I attempt to put this truth into practice in every family visit by inquiring what ministry each family member has in the church. Bottom line, church membership entails that every member can identify his or her ministry. I once saw a church sign that captured this truth perfectly. Underneath the name of the pastor was a second inscription: “Minister: Everyone.”
I believe in that view of the church with all my might. But I also believe that the task of an effective pastor is to equip these ministers.Remember Tom Landry?
God has placed gifted pastor-teachers in the church. But they can never attempt to do all the ministry, nor should we expect them to be the only hospital callers, prayers, or readers of Scripture.
Instead, as Bill Hull explains, “The disciple-making pastor demonstrates his commitment by giving people permission to enter the ministry.” Or again, “The disciple-making pastor focuses on multiplication by getting things done through others” (The Disciple Making Pastor). That’s different from some of the pastoral expectations we’ve grown up with. We sometimes act as if the pastor does ministry for us, not through us.
How can we picture the function of an effective pastor? Think of a player-coach. A coach, for example, discovers and develops the gifts of other people. A pastor can do the same by planning activities in which a congregation’s gifts can come to the surface. And a pastor can demonstrate skills that others can imitate and develop themselves. Like a coach, the pastor designs plays that work for the community he or she is involved in. Finally, the pastor develops a team philosophy that encourages full participation by team members.
Winning coaches have high demands. Tom Landry, former coach of the Dallas Cowboys, defined coaching as “making people do what they don’t want, so they can become what they want to be.” Often people’s personal agendas supersede the common good.
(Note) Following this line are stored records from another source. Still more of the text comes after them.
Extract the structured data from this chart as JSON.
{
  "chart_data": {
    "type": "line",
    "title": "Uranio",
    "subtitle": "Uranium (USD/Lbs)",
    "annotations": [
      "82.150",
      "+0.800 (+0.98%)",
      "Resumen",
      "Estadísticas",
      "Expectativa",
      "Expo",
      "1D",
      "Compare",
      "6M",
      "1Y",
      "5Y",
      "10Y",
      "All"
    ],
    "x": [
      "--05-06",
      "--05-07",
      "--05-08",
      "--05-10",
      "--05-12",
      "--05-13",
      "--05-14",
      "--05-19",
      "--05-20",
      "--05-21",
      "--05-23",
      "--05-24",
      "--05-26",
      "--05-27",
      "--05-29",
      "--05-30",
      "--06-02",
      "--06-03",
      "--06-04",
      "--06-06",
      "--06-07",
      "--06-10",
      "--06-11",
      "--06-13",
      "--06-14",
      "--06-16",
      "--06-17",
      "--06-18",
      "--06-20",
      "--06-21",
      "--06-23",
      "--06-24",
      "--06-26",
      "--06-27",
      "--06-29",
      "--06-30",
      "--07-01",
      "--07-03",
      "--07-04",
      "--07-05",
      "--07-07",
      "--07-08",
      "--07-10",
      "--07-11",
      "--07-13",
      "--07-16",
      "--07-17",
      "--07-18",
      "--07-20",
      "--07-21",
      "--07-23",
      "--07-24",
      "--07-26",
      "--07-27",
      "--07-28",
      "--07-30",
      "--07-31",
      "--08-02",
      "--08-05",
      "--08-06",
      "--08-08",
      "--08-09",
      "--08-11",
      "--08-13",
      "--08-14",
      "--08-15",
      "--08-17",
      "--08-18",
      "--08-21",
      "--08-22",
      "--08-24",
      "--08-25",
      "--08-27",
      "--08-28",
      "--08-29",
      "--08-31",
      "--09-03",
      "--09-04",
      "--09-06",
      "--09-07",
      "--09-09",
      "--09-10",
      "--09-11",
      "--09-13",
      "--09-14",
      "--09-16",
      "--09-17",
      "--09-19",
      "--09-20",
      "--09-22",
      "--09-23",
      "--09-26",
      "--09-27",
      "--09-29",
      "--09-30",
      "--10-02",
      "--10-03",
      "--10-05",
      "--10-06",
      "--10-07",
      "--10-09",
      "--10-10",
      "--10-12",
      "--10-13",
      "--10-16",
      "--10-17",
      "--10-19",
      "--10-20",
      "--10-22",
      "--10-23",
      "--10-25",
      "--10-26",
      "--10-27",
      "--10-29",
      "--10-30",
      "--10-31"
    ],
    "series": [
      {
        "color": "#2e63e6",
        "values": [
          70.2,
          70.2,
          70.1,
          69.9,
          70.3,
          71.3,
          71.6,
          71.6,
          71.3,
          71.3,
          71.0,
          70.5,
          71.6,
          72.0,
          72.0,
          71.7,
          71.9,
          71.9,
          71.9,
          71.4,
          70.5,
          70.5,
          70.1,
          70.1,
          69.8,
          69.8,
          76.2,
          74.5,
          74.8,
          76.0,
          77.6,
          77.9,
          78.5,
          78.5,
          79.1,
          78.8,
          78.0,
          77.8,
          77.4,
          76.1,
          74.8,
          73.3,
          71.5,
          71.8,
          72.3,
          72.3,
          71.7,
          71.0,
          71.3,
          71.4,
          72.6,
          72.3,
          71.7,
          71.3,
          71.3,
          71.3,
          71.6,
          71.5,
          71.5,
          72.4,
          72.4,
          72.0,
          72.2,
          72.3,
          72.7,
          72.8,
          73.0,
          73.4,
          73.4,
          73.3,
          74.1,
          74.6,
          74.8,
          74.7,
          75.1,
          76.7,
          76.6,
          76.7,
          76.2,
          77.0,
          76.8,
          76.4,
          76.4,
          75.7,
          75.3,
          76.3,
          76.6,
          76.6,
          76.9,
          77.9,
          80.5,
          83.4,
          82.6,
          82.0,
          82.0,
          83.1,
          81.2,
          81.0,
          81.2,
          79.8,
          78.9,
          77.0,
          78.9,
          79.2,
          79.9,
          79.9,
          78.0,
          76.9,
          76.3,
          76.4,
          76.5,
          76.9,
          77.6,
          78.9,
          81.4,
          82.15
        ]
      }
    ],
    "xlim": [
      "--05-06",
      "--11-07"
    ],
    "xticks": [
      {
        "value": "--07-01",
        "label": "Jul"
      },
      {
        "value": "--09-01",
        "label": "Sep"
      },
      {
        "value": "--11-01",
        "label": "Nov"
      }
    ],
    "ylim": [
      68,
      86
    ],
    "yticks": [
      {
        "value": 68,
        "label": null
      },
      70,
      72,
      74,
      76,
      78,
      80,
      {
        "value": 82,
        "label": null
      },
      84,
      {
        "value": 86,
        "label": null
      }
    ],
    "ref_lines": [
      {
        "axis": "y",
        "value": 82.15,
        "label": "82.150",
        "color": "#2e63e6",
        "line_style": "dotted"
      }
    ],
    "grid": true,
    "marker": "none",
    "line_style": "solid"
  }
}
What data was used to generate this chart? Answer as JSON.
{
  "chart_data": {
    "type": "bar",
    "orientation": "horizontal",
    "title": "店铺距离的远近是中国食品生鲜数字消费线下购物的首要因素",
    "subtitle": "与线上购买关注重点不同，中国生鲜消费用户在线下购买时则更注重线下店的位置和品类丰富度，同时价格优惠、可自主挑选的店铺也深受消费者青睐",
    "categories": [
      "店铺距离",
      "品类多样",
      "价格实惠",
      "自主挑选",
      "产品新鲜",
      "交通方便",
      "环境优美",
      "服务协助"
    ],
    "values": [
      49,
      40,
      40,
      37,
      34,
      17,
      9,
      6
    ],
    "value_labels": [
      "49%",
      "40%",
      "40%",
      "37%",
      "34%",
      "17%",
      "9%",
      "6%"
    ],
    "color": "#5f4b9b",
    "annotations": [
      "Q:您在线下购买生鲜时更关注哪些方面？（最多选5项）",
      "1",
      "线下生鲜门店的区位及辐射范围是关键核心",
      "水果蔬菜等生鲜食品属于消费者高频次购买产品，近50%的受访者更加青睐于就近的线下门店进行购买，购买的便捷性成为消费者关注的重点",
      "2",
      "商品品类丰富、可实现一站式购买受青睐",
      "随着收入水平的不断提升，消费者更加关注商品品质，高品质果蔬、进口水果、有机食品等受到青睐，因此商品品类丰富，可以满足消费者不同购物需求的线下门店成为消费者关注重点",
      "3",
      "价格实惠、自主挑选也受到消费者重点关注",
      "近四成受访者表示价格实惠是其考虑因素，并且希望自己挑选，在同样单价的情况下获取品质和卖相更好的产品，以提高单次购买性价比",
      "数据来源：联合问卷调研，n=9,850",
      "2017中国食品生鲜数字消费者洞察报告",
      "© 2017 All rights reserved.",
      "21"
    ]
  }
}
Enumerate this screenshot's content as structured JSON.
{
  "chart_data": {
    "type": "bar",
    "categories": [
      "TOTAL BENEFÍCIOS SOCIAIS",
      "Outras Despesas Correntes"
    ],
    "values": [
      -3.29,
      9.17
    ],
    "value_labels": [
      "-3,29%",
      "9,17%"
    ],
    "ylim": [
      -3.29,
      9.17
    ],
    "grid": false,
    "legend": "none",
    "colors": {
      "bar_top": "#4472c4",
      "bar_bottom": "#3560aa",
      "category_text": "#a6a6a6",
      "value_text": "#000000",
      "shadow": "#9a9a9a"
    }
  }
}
Pastors must not only sacrifice personal goals for team goals, but they must place this requirement on others as well. The commitment of the pastor can transform a laissez-faire attitude into single-minded devotion to Christ and commitment to the church.Symphonic Insight
Fred Smith, in an article in Leadership magazine about 15 years ago, called attention to a second picture of a pastor—as an orchestra conductor. He benefited from a fascinating interview with two first-chair players of the New York Philharmonic. In analyzing an effective conductor, they concluded, “Number one, he must have a reverence for the composer, and second, he must have intimate knowledge of the score.”
Certainly these comments relate directly to the job description of a pastor. The congregation is called to devotion and consecration when they see their pastor exemplifying a reverence and awe for God, the composer. Likewise, an intimate knowledge of the score means daily saturation in the Word of God.
In addition, conductors set a meaningful beat for the orchestra and select a repertoire of music that the orchestra and audience enjoy. Good conductors make you a better player. Effective pastors provide the momentum needed to get the best sound from every instrument.
Have you been at a symphony before the conductor makes an appearance? Musicians warm up by playing whatever tune they wish in any key or tempo. The result is bedlam that’s tolerated only because of what will follow. Then the conductor steps to the podium, raps for silence, and now the same musicians and identical instruments thrill the audience with an inspiring concert.
An inspiring worship service and an effective church program come the same way. The pastor does not have to be the star player but the player-coach, not the CEO of the organization but the conductor of the orchestra. I hope these pictures of pastors become riveted into the consciousness of the Christian Reformed Church. It will make a difference.